Large image files quickly eat into your storage quota. Photos taken by modern cameras (including smartphone cameras) are often much larger than is needed to display in high quality on a website.
To save on storage space, compress images before uploading them to reduce their file size and replace existing oversized images with optimized versions.
Visit our guide to learn how to optimize the images on your website.
Videos are often the files with the largest file size on a website. On the WordPress.com Premium plan, your videos count against your storage allotment of 13 GB.
On Business or Commerce plans with plugins installed, videos added through VideoPress do not count against your storage allotment, therefore you can upload videos to VideoPress to save on space.
Video and audio files consume significant storage space. Consider hosting large files with a third-party service and embedding them on your site.
- You can host videos on a free video service like YouTube, Vimeo, and many other services, then embed the video player on your website.
- You can host photos on an external hosting service such as Flickr and embed them on your site.
- You can host audio files on services like Soundcloud and Spotify and embed the audio player on your site.

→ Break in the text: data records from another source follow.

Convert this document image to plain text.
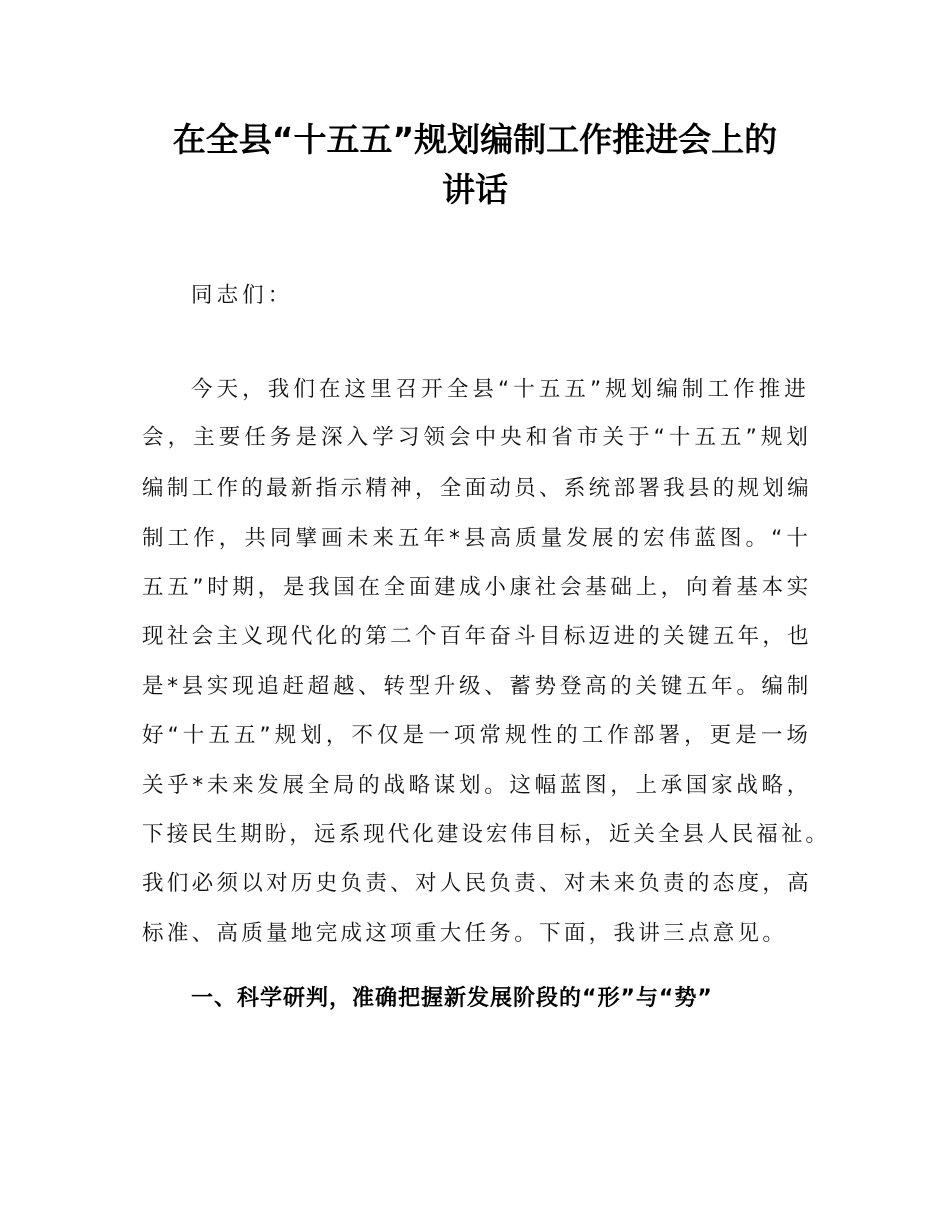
在全县“十五五”规划编制工作推进会上的
讲话
同志们：
今天，我们在这里召开全县“十五五”规划编制工作推进
会，主要任务是深入学习领会中央和省市关于“十五五”规划
编制工作的最新指示精神，全面动员、系统部署我县的规划编
制工作，共同擘画未来五年*县高质量发展的宏伟蓝图。“十
五五”时期，是我国在全面建成小康社会基础上，向着基本实
现社会主义现代化的第二个百年奋斗目标迈进的关键五年，也
是*县实现追赶超越、转型升级、蓄势登高的关键五年。编制
好“十五五”规划，不仅是一项常规性的工作部署，更是一场
关乎*未来发展全局的战略谋划。这幅蓝图，上承国家战略，
下接民生期盼，远系现代化建设宏伟目标，近关全县人民福祉。
我们必须以对历史负责、对人民负责、对未来负责的态度，高
标准、高质量地完成这项重大任务。下面，我讲三点意见。
一、科学研判，准确把握新发展阶段的“形”与“势”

Other common methods for reducing site storage are automatically handled for you on WordPress.com. You may encounter the following suggestions to reduce storage on your site, so we’ve included an explanation as to how that applies to your website on WordPress.com:
- Remove old themes: Themes installed from the WordPress.com theme collection do not count against site storage. On paid plans, you can upload third-party themes, and delete any themes you no longer need.
- Optimize database tables: Database maintenance is handled automatically by the platform.
- Implement caching: Cache management is built into every WordPress.com site and runs automatically.
- Remove old backups: Your website on WordPress.com is backed up automatically and backups are stored remotely, not affecting your site’s storage space. If you use a third-party backup plugin, those backups would be stored on your site and consume storage, therefore we do not recommend using a backup plugin in addition to your site’s included Jetpack VaultPress Backup service.
- Debugging logs: Enabling WP_DEBUG in wp-config.php and having a debug.log file consumes your site’s storage. Enabling debugging isn’t needed, because you can access all logs under Site Monitoring which doesn’t count against your site’s storage.
If you’ve already optimized your content and still need more space, upgrading your plan may be the best option. Higher-tier WordPress.com plans offer significantly more storage.